Their investigations bring the two inspectors back to London where they meet the dubious Harry Smeerlap (Lars Rudolph, pun with German “Schmierlappen” = creep, greasy rag) and his men, who work for Cockwood. Smeerlap tries to conceal his racketeerings, but Very Long and Even Longer can finally arrest him. At the end they are able to finally identify the Wixxer: it is none other than Rather Short who killed the original Wixxer and assumed his identity.

== Background ==
The film is based on a radio play that Oliver Kalkofe (together with Oliver Welke) performed in the 1990s during his time as a radio host at radio ffn.

The film was shot mostly in the Czech Republic, i.e. in Hostivar studios, the Kladnice mine and around Prague.

Three actors (Grit Boettcher as a waitress, Eva Ebner as Miss Drykant and Wolfgang Völz as Sir John) who appear in this film, also appeared in some of the original Wallace films made in the 60s.
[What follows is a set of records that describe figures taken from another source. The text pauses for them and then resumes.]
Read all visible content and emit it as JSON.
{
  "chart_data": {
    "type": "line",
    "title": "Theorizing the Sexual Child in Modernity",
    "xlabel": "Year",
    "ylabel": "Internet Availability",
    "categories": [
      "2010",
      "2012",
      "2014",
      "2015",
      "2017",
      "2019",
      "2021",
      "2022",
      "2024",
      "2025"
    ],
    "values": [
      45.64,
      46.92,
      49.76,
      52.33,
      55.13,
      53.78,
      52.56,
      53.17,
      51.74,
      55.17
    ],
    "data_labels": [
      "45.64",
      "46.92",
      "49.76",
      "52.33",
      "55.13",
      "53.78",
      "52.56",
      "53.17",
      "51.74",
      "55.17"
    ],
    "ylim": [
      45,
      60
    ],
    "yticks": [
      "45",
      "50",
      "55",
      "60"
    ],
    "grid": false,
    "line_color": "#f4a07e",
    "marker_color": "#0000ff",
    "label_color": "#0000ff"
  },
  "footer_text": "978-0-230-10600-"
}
Joachim Fuchsberger was approached for a role but, after hearing the title, disgustedly declined. However, after seeing the film on DVD, he agreed to appear in the sequel, Neues vom Wixxer (2007) (english title "The Vexxer").

== Music ==
The title song "The Wizard" was performed by Right Said Fred and Anke Engelke (as her character Doris Dubinsky). "The Wizard" was originally performed by Madness of whom Kalkofe is a big fan.

== Release ==
The movie premiered on 10 May 2004 in Munich and was released on 20 May 2004. On its opening weekend, it grossed approximately $4,112,430. The film ended its theatrical run with approx. 1,9 million viewers.

==Cast==
- Oliver Kalkofe as Chief Inspector Even Longer / Woman in dungeon
- Bastian Pastewka as Inspector Very Long / Flower seller
- Thomas Fritsch as Earl of Cockwood
- Tanja Wenzel as Miss Jennifer Pennymarket (Her name is a pun between Miss Moneypenny and German supermarket chain Penny Markt)
- Wolfgang Völz as Sir John (the name is a regular character from the original Edgar Wallace-movies)
- Olli Dittrich as Dieter Dubinski
- Christoph Maria Herbst as Butler Alfons Hatler (an obvious parody of Adolf Hitler)
- Eva Ebner as Miss Drykant
- Thomas Heinze as Rather Short
- Anke Engelke as Doris Dubinski
- Antoine Monot, Jr. as "Deaf Jack"
- Oliver Welke as Doctor Brinkman (His name is a reference to Dr. Brinkmann from The Black Forest Clinic)
- Lars Rudolph as Harry Smeerlap
- Andre Meyer as Pommeroy
- Daniel Steiner as Fitzgerald
- Cameo appearances: Günther Jauch, Achim Mentzel, Wildecker Herzbuben, No Angels

==Critical reception==
The score by Andreas Grimm was awarded in the Best Music category at the 2005 German Film Critics Association Awards.